Rednecks Gone Wild!

5:30 PM -- Texans congregated this week to boast their excellence in both athletics and grossing out the neighborhood. The AP was on the scene:

    More than a few athletes have been accused of doping over the years — but the competitors at the "Texas Redneck Games" might just be dopes.

Ooh... Burnt. Good one, AP!

    These competitors forgo the shotput for the "Mattress Chuck" — in which two-man teams heave a mattress from the back of a pickup truck as far as they can. And if you aren't planning on heading to Beijing for the next Olympic Games, there's always the ugly "butt-crack contest."

"As usual, I beat that one with flying colors," says Light Reading's resident redneck, Phil Harvey, a Texas Redneck Games regular.

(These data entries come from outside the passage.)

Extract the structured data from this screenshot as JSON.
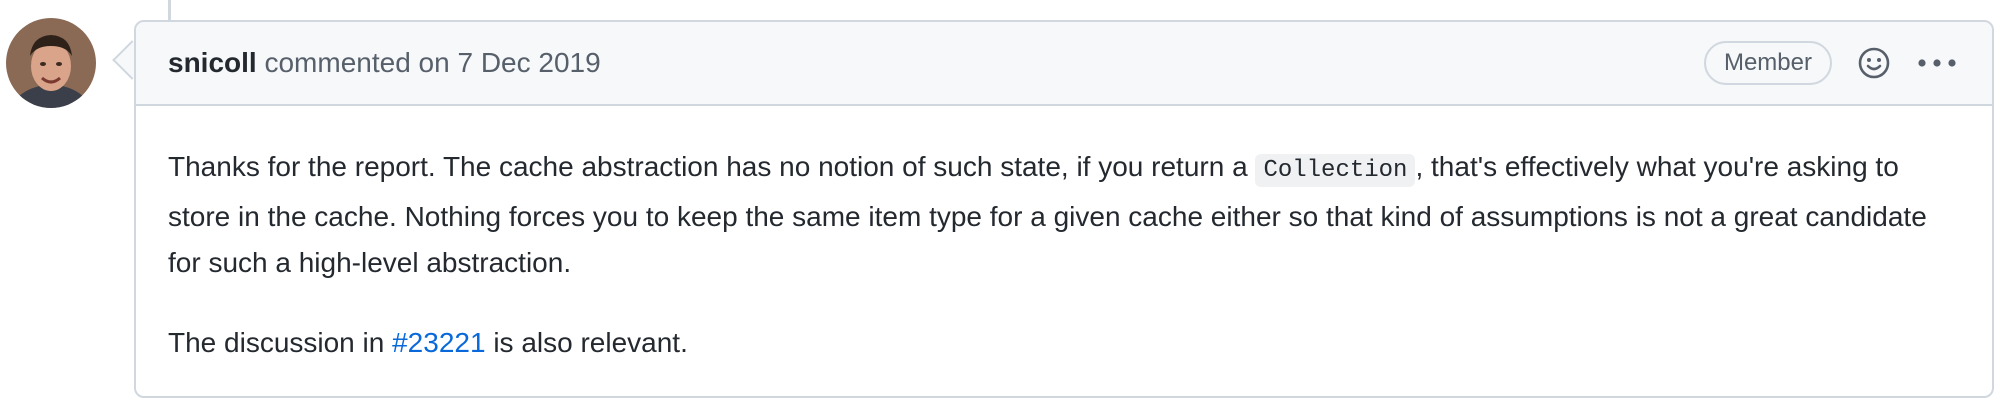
{
  "comment": {
    "author": "snicoll",
    "action_text": " commented on ",
    "date": "7 Dec 2019",
    "badge": "Member",
    "icons": {
      "avatar": "user-avatar",
      "reaction": "smiley-icon",
      "menu": "kebab-horizontal-icon"
    },
    "body": {
      "p1_before": "Thanks for the report. The cache abstraction has no notion of such state, if you return a ",
      "p1_code": "Collection",
      "p1_after": ", that's effectively what you're asking to store in the cache. Nothing forces you to keep the same item type for a given cache either so that kind of assumptions is not a great candidate for such a high-level abstraction.",
      "p2_before": "The discussion in ",
      "p2_link": "#23221",
      "p2_after": " is also relevant."
    }
  },
  "colors": {
    "link": "#0969da",
    "border": "#d0d7de",
    "header_bg": "#f6f8fa",
    "muted_text": "#57606a"
  }
}
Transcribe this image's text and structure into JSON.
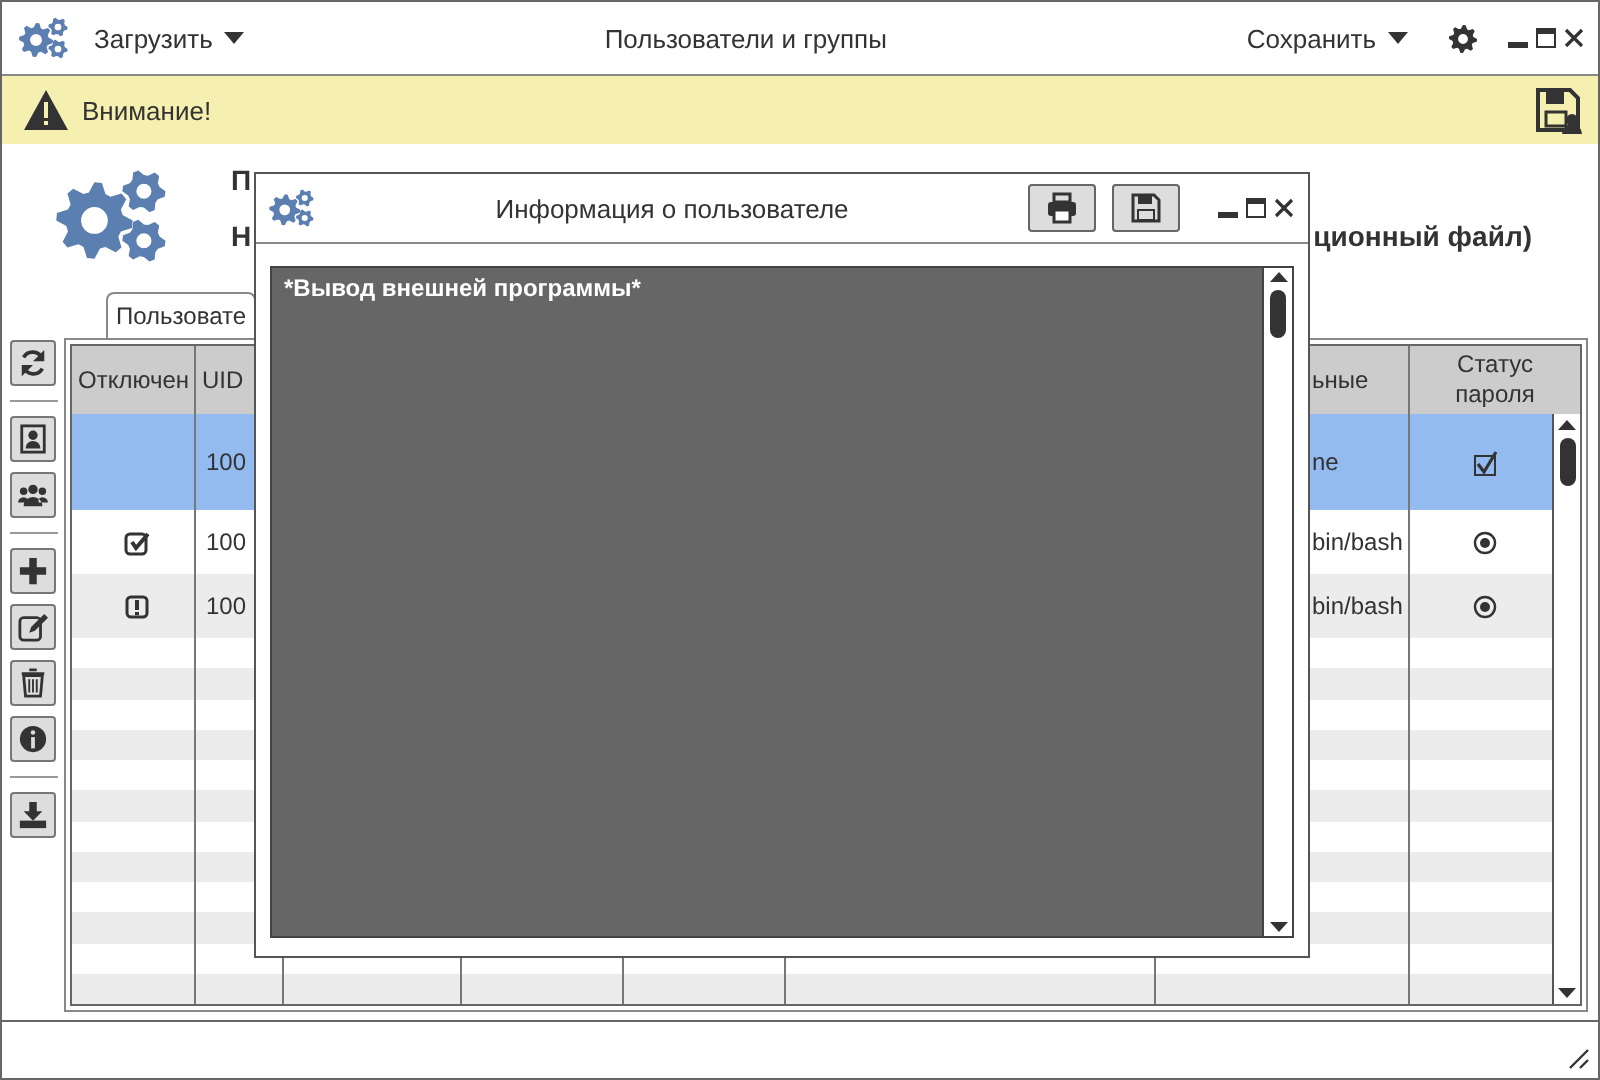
{
  "window": {
    "title": "Пользователи и группы",
    "menus": [
      {
        "label": "Загрузить"
      },
      {
        "label": "Сохранить"
      }
    ]
  },
  "warning": {
    "text": "Внимание!"
  },
  "header": {
    "line_1": "П",
    "line_2": "Н",
    "line_2_end": "ционный файл)"
  },
  "tabs": [
    {
      "label": "Пользовате",
      "selected": true
    }
  ],
  "table": {
    "columns": [
      {
        "label": "Отключен"
      },
      {
        "label": "UID"
      },
      {
        "label": "ьные"
      },
      {
        "label": "Статус пароля"
      }
    ],
    "rows": [
      {
        "selected": true,
        "uid": "100",
        "column_7": "ne",
        "password": {
          "kind": "checkbox",
          "checked": true
        }
      },
      {
        "selected": false,
        "disabled": {
          "kind": "check"
        },
        "uid": "100",
        "column_7": "bin/bash",
        "password": {
          "kind": "radio",
          "selected": true
        }
      },
      {
        "selected": false,
        "disabled": {
          "kind": "alert"
        },
        "uid": "100",
        "column_7": "bin/bash",
        "password": {
          "kind": "radio",
          "selected": true
        }
      }
    ]
  },
  "dialog": {
    "title": "Информация о пользователе",
    "output": "*Вывод внешней программы*"
  }
}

    By the time the latest Redneck Games ended Sunday, more than 54 arrests and citations had been issued on charges ranging from public intoxication to speeding, according to the Henderson County Sheriff's Department. Officials are considering charges against the organizer and landowners where the event was held.

    "I'm an old fuddy duddy and all that, but you got a vehicle, you got alcohol, and you got illegal dumping, and you're making a contest out of that?" said Lt. Pat McWilliams, sheriff's spokesman. "We are very fortunate that we didn't have a fatality."

Hmm... You sure about that last part, Patsy?